After much deliberation, the Amherst County Board of Supervisors agreed during a recent workshop on the upcoming fiscal year budget to commit to buying new accounting software for various departments and offices.

The board authorized by consensus during its Feb. 4 session starting the process of submitting a request for proposals for bids from interested firms to replace the software. The county has used the current version since 1989 and an overhaul is desperately needed in the interest of efficiency, County Administrator Dean Rodgers has said.

The line item has been listed in the draft capital improvement plan as $300,000 per year for the next two fiscal years and $200,000 the following year, but exact costs won’t be known until bids come in.

Rodgers said during the workshop it is anticipated the cost of a software vendor the county is considering could exceed $1 million over a three-year span.

The upgrade is the top priority in the $1 million capital plan, which is for projects and county needs that exceed $50,000. The software serves departments of finance, human resources and purchasing, offices of the commissioner of the revenue and treasurer and the Amherst County Public Schools division.

The treasurer’s office maintains all bank accounts affiliated with the county, school system and Amherst County Service Authority. Rodgers said it’s crucial the new software is compatible with all the stakeholders using it.

Amherst County Public Schools Superintendent Rob Arnold attended the session and took questions from supervisors about the division possibly sharing in the costs. Arnold said if the division pays toward software its preferred route is to acquire a more school-friendly brand, adding school officials also would work with the county as it comes to decide which route it will take.

“We’re kind of in a holding pattern waiting on that decision ...” Arnold said.

A recently formed committee of stakeholders is evaluating the best possible fit to meet the county’s needs across various departments.

“It’s trying to find that solution that works the best for all the entities together,” said Jackie Viar, the county’s director of information technology. “That’s the software committee’s goal.”
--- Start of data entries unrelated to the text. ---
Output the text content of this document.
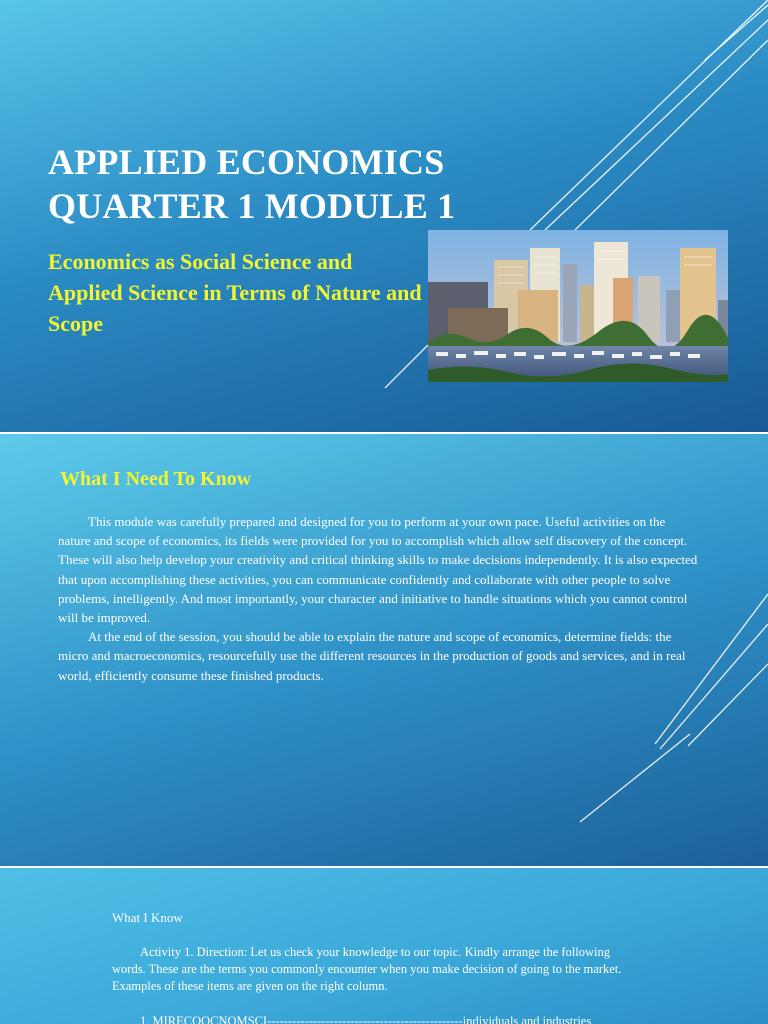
APPLIED ECONOMICS
QUARTER 1 MODULE 1
Economics as Social Science and Applied Science in Terms of Nature and Scope
What I Need To Know

This module was carefully prepared and designed for you to perform at your own pace. Useful activities on the nature and scope of economics, its fields were provided for you to accomplish which allow self discovery of the concept. These will also help develop your creativity and critical thinking skills to make decisions independently. It is also expected that upon accomplishing these activities, you can communicate confidently and collaborate with other people to solve problems, intelligently. And most importantly, your character and initiative to handle situations which you cannot control will be improved.

At the end of the session, you should be able to explain the nature and scope of economics, determine fields: the micro and macroeconomics, resourcefully use the different resources in the production of goods and services, and in real world, efficiently consume these finished products.

What I Know

Activity 1. Direction: Let us check your knowledge to our topic. Kindly arrange the following words. These are the terms you commonly encounter when you make decision of going to the market. Examples of these items are given on the right column.

1. MIRECOOCNOMSCI-----------------------------------------------individuals and industries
Supervisors heavily discussed the software upgrade last year but held off, citing a litany of other pressing needs. Supervisor Jimmy Ayers said during last year’s budget discussions the board needed to focus on county employees’ compensation and retention. The current budget was balanced on cost savings from a switch in health insurance providers, which drew public opposition from some county employees and officers.

The current software is four generations behind where other systems currently are, Stacey Wilkes, director of finance, has said. Wilkes noted the investment the county is preparing for is likely for 30-year period.

Chairwoman Claudia Tucker said the county’s most recent audit showed the software overhaul is needed.

Rodgers said it is expected to take three years to convert the data and the upgrade is anticipated as the top line item in the CIP plan for the next three years. The request for proposals for bids is expected to begin in May, according to Wilkes.

It is hopeful the new software purchase will include the school system, Rodgers said.

“It’s our goal that we’ll all work off the same software,” he said. “If that can’t be achieved or afforded, then all the software we do end up with must communicate fully with each other.”